Daily News|Jakarta –Setelah Gubernur DKI Jakarta Anies Baswedan mengumumkan pembatasan sosial berskala besar (PSBB) akan diberlakukan, muncul desakan pembatasan sosial berskala mikro (PSBM). Juru bicara Satgas Penanganan COVID-19 Wiku Adisasmito menjelaskan perbedaan keduanya.
“Intinya, mikro itu lebih kecil daripada besarnya. Itu kan besar bisa provinsi, bisa kabupaten/kota,” kata Wiku saat dihubungi, Jumat (11/9/2020).
PSBB yang selama ini diterapkan, kata Wiku, mencakup wilayah yang cukup luas, seperti provinsi hingga kota.
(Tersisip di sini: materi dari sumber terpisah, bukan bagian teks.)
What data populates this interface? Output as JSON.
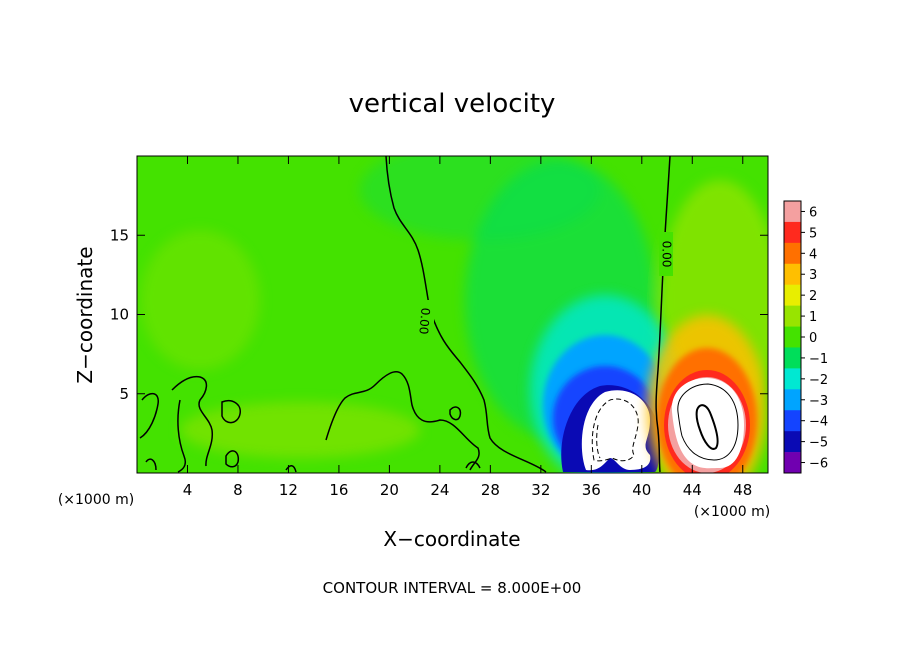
{
  "chart_data": {
    "type": "heatmap",
    "title": "vertical velocity",
    "xlabel": "X−coordinate",
    "ylabel": "Z−coordinate",
    "x_unit_left": "(×1000 m)",
    "x_unit_right": "(×1000 m)",
    "xlim": [
      0,
      50
    ],
    "ylim": [
      0,
      20
    ],
    "x_ticks": [
      4,
      8,
      12,
      16,
      20,
      24,
      28,
      32,
      36,
      40,
      44,
      48
    ],
    "x_tick_labels": [
      "4",
      "8",
      "12",
      "16",
      "20",
      "24",
      "28",
      "32",
      "36",
      "40",
      "44",
      "48"
    ],
    "y_ticks": [
      5,
      10,
      15
    ],
    "y_tick_labels": [
      "5",
      "10",
      "15"
    ],
    "colorbar": {
      "levels": [
        6,
        5,
        4,
        3,
        2,
        1,
        0,
        -1,
        -2,
        -3,
        -4,
        -5,
        -6
      ],
      "labels": [
        "6",
        "5",
        "4",
        "3",
        "2",
        "1",
        "0",
        "−1",
        "−2",
        "−3",
        "−4",
        "−5",
        "−6"
      ],
      "colors": [
        "#f4a0a0",
        "#ff2a1e",
        "#ff7000",
        "#ffbf00",
        "#e8ee00",
        "#98e400",
        "#44e200",
        "#00de5a",
        "#00e8d2",
        "#00a4ff",
        "#1444ff",
        "#0a0ab4",
        "#7000b0"
      ]
    },
    "contour_labels": [
      "0.00",
      "0.00"
    ],
    "features": [
      {
        "kind": "updraft",
        "x": 45,
        "z": 2.5,
        "peak": 6
      },
      {
        "kind": "downdraft",
        "x": 38,
        "z": 2.5,
        "peak": -6
      }
    ],
    "grid": false
  },
  "footer": {
    "contour_interval": "CONTOUR INTERVAL = 8.000E+00"
  },
  "colors": {
    "background_field": "#44e200",
    "contour_line": "#000000",
    "outside_range": "#ffffff"
  }
}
PSBB pun diajukan oleh gubernur atau wali kota.
“Selama ini kan PSBB itu berskala besarnya bisa diajukan gubernur atau bupati/wali kota, jadi skalanya bisa provinsi, bisa kabupaten, bisa kota,” ujarnya.
Wiku mengatakan PSBM hingga kini belum memiliki aturan. Namun pelaksanaan PSBM dapat dilakukan pada tingkat kecamatan hingga RT.
“Nah, mikro lebih kecil dari itu, maksudnya tuh begitu, meskipun aturannya belum ada. Tapi intinya pelaksanaannya karena di satu wilayah besar tadi, misalnya kota, apalagi kotanya besar, itu kan sebenarnya bisa terdiri dari kecamatan, kelurahan, RW, RT,” ucapnya.
PSBM, kata Wiku, bisa dilakukan di satu kecamatan tertentu dengan ada kasus. PSBM dapat dilakukan secara matang apabila didukung oleh pendataan dan sistem infrastruktur yang kuat.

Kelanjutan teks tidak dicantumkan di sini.